米澤穂信『王とサーカス』感想 - ジャーナリストの本懐

米澤穂信『王とサーカス』読み終わった。

『王とサーカス』は太刀洗万智シリーズ(正式名はベルーフシリーズ)の長編ミステリーである。ユーゴスラヴィアからきた少女との経験(『さよなら妖精』)からジャーナリストとなった太刀洗万智が、ネパールのカトマンズで発生した、現実の事件『ナラヤンヒティ王宮事件*1』を舞台に起こった殺人事件の謎を解き、そしてジャーナリストの存在意義を問うミステリーとなっている。

注意してほしいのは『ナラヤンヒティ王宮事件』の謎を解くミステリーではない。王宮事件自体がかなり謎に包まれているので、そう勘違いしてしまうのも仕方ないのだが、作品で語られるのは創作の王宮事件の最中に起こった一人の軍人の殺人事件に関するミステリーである。

最初はカトマンズの描写や王宮事件のあらましにページが割かれ、死体が転がるのが200ページを超えてからであり、その犯人当て自体もすごく淡白で、がっつりミステリーを読みたいと思っている人には期待外れかもしれない。しかしこの本の真価はそこにあるのではなくて、犯行の動機と密接に絡んだジャーナリズムの在り方に関する考察だろう。

200ページまに至るまでも、そのジャーナリズムの在り方について太刀洗万智が作中で何度も問われる。私も、このブログだけでなく他にもブログを運営していて、プロではないものの何かを発信する立場の1人としては考えさせられる内容だった。

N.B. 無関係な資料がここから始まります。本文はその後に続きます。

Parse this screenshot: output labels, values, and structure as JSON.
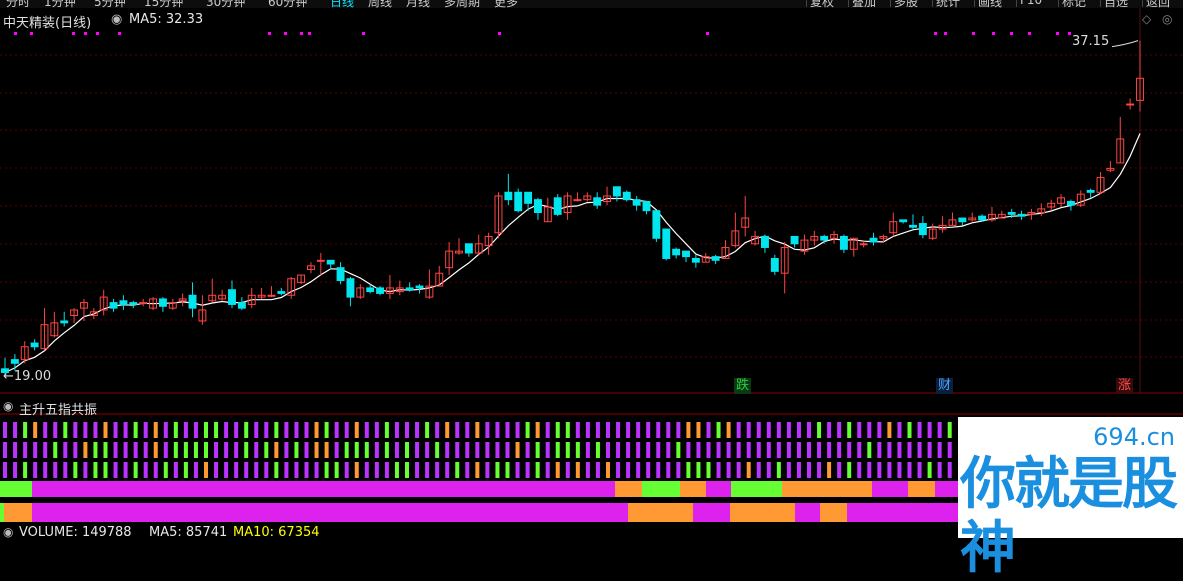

もちろん、どこの誰かがもう広まってほしくないと願っている話を、書くこともあるだろう。無邪気で無責任な噂好きのように。知りたいと思うことはエゴかもしれないけど、そこには一抹の尊さがあると信じる。ただ知ることを求め、一心不乱に学び続ける人間は、美しくさえあるだろう。けれどそれを他人に伝え広める理由はどこにあるのか。

わたしの仕事には、他人の悲劇を見せ物にしているという側面がある。それは否定できない。問題は、それにもかかわらず伝えねばならないという哲学を持ち得るかどうかにある。

実際にブログを書いていると誰かが炎上したという記事は多くアクセスを集める。しかし何かを褒めた記事は頑張って書いても全然アクセスが集まらない。人間はもちろん私を含めて、他人の悲劇を娯楽として消費している。それが良い悪いは置いておいて、発信する側は覚悟を持って書かなければいけないと改めて感じさせられる。

作中で太刀洗万智は、ジャーナリストとして生きていく決意を新たにする。それは誰もが何かを発信できるようになった現代では、ジャーナリストだけでなくすべての人間が勇気付けられるものかもしれない。

以下あらすじの後にネタバレ。

二〇〇一年、新聞社を辞めたばかりの太刀洗万智は、知人の雑誌編集者から海外旅行特集の仕事を受け、事前取材のためネパールに向かった。現地で知り合った少年にガイドを頼み、穏やかな時間を過ごそうとしていた矢先、王宮で国王をはじめとする王族殺害事件が勃発する。太刀洗はジャーナリストとして早速取材を開始したが、そんな彼女を嘲笑うかのように、彼女の前にはひとつの死体が転がり…。「この男は、わたしのために殺されたのか?あるいは―」疑問と苦悩の果てに、太刀洗が辿り着いた痛切な真実とは?『さよなら妖精』の出来事から十年の時を経て、太刀洗万智は異邦でふたたび、自らの人生をも左右するような大事件に遭遇する。二〇〇一年に実際に起きた王宮事件を取り込んで描いた壮大なフィクションにして、米澤ミステリの記念碑的傑作!

最後に記者が来たから殺人事件が起きたという文章がありますが、これは本格ミステリーでいう広義の後期クイーン問題を孕んでいる。ミステリーは小粒な印象だが、そういう点では本格らしい作品とも言えるのだろう。